この間、教室で大きな声でわーわー言ってる自分に気付いて
とある女子にきいた
「ねえ、うるさくない?もっと静かに話した方がいいかな」
女子応えて曰く
「竹薮先生らしくて、いいんじゃないですか」
ほんとにそう思ってるかな。
そう思ってるかもしれないが、思ってないかもしれない。

伝えたいと思えば、どんどん押すことになる。
人間は弱いもの。
たとえば、生徒たちはただやれといってもやらない。
その現実を前に、ついつい尻をたたいてしまう。
叩く叩かないでは、勉強の量が明らかに違うからだ。
でも叩かないで、勉強の量をキープする。
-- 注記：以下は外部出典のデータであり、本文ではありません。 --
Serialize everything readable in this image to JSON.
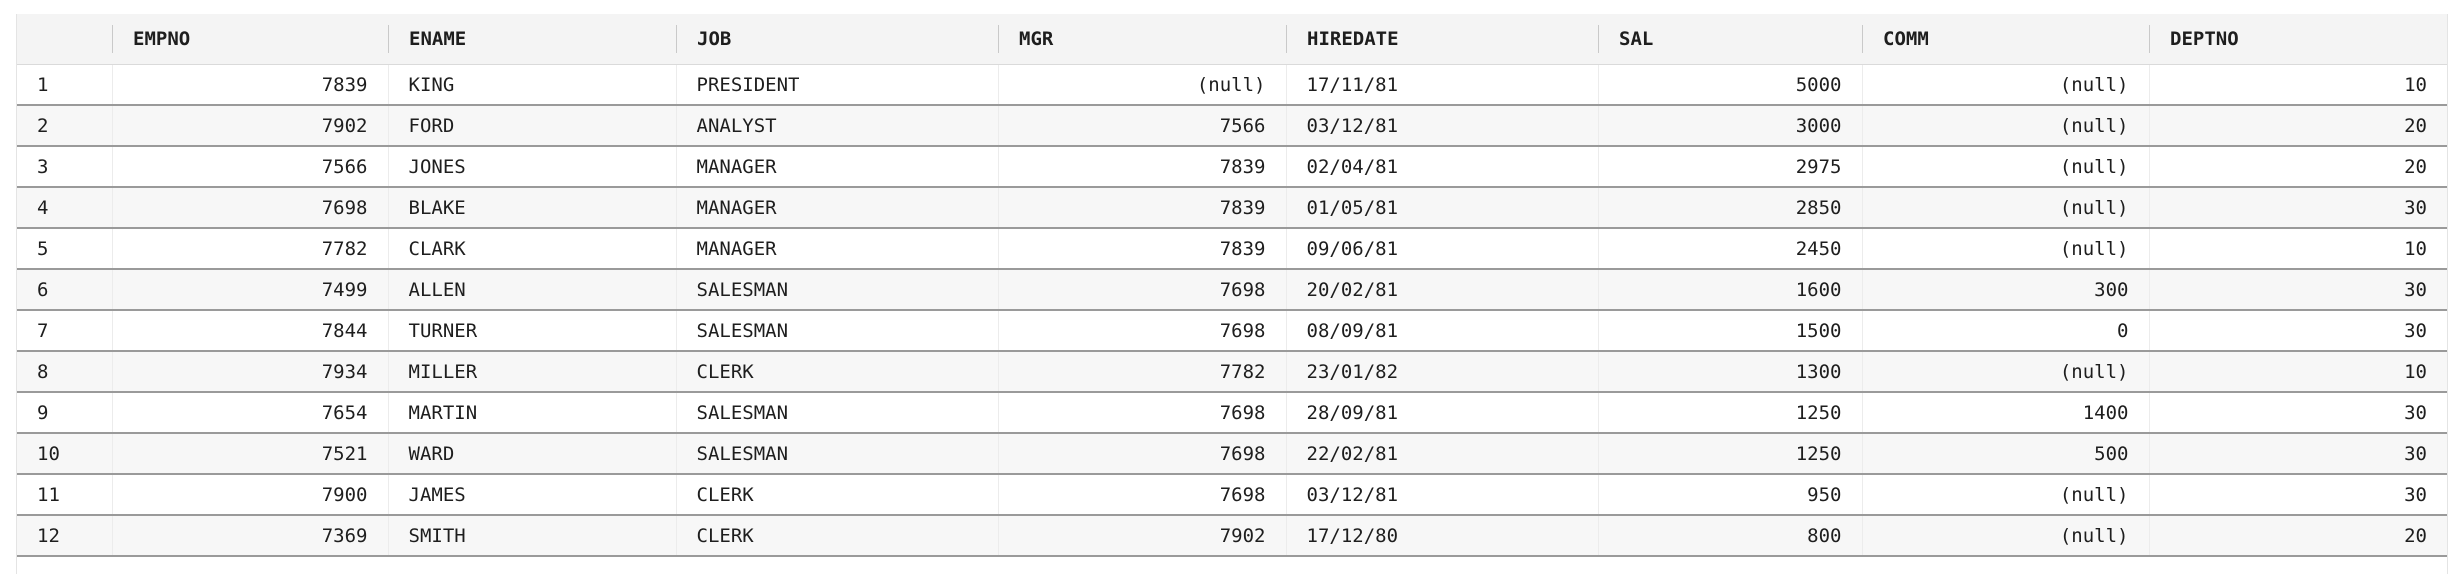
{
  "grid": {
    "columns": [
      {
        "key": "rownum",
        "label": "",
        "align": "left"
      },
      {
        "key": "empno",
        "label": "EMPNO",
        "align": "right"
      },
      {
        "key": "ename",
        "label": "ENAME",
        "align": "left"
      },
      {
        "key": "job",
        "label": "JOB",
        "align": "left"
      },
      {
        "key": "mgr",
        "label": "MGR",
        "align": "right"
      },
      {
        "key": "hiredate",
        "label": "HIREDATE",
        "align": "left"
      },
      {
        "key": "sal",
        "label": "SAL",
        "align": "right"
      },
      {
        "key": "comm",
        "label": "COMM",
        "align": "right"
      },
      {
        "key": "deptno",
        "label": "DEPTNO",
        "align": "right"
      }
    ],
    "rows": [
      [
        "1",
        "7839",
        "KING",
        "PRESIDENT",
        "(null)",
        "17/11/81",
        "5000",
        "(null)",
        "10"
      ],
      [
        "2",
        "7902",
        "FORD",
        "ANALYST",
        "7566",
        "03/12/81",
        "3000",
        "(null)",
        "20"
      ],
      [
        "3",
        "7566",
        "JONES",
        "MANAGER",
        "7839",
        "02/04/81",
        "2975",
        "(null)",
        "20"
      ],
      [
        "4",
        "7698",
        "BLAKE",
        "MANAGER",
        "7839",
        "01/05/81",
        "2850",
        "(null)",
        "30"
      ],
      [
        "5",
        "7782",
        "CLARK",
        "MANAGER",
        "7839",
        "09/06/81",
        "2450",
        "(null)",
        "10"
      ],
      [
        "6",
        "7499",
        "ALLEN",
        "SALESMAN",
        "7698",
        "20/02/81",
        "1600",
        "300",
        "30"
      ],
      [
        "7",
        "7844",
        "TURNER",
        "SALESMAN",
        "7698",
        "08/09/81",
        "1500",
        "0",
        "30"
      ],
      [
        "8",
        "7934",
        "MILLER",
        "CLERK",
        "7782",
        "23/01/82",
        "1300",
        "(null)",
        "10"
      ],
      [
        "9",
        "7654",
        "MARTIN",
        "SALESMAN",
        "7698",
        "28/09/81",
        "1250",
        "1400",
        "30"
      ],
      [
        "10",
        "7521",
        "WARD",
        "SALESMAN",
        "7698",
        "22/02/81",
        "1250",
        "500",
        "30"
      ],
      [
        "11",
        "7900",
        "JAMES",
        "CLERK",
        "7698",
        "03/12/81",
        "950",
        "(null)",
        "30"
      ],
      [
        "12",
        "7369",
        "SMITH",
        "CLERK",
        "7902",
        "17/12/80",
        "800",
        "(null)",
        "20"
      ]
    ]
  }
}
したい。

大きな声でなく、なにかを達成するとはどういうことか。
それはできないと見定めることだと思う。
選挙とか絶対無理。
大きなことを短期的に達成するのは無理。
「なんとかなる」ではできないわけで「なんとかする」という時に
やさしく丁寧になんてできないのだ。
なにかを短期的にやってしまうというのはブルドーザ的な力なんだな。

だから、
大きな声で叫ばないというのは未来における達成をめざさないということで、
つまり、現在のあり方を大事にするということかもしれない。
正しいことを正しいからと、そのまま言わないとか
相手を追及しないとか。

それでもヌルくならずテンションをさげないでいられれば
「なんとかする」ことはできないけど「いつか<なる>」ということはあるかもしれない。

そういう長期的姿勢が大事なんだろな。

それにしても、どうすれば大きな声を出さないでいられるか。
急がないということだと思うが、それは期待しないということではなく。
大きく望んでも、大きな声を出さない。

「たいしたことない」ことが大事だというのではなく、
ほんとに正味「たいしたことない」ということ
いわば身の程を知るということの意味はなんだろう。

なんてことを考え始めた昨年であり、
考え続ける今年なんだろう。

*************

毎年大晦日には必ず更新してきた(多分)
というのも、問題主婦を開設したのが、大晦日だったから。
それなのに、今年はやらず、新年も二日過ぎ、ようやくなんとか書いている。

それだけ「ねばならない」から開放されているのかもしれない。
というわけで
ことしもぼちぼちいきまする。
よろしくお願いします。


カワク・ワ ロロマニ
(ありがとう。未来に良きことが起こりますように)
我らと衆生とみなともに安らかな暮らしを成ぜんことを。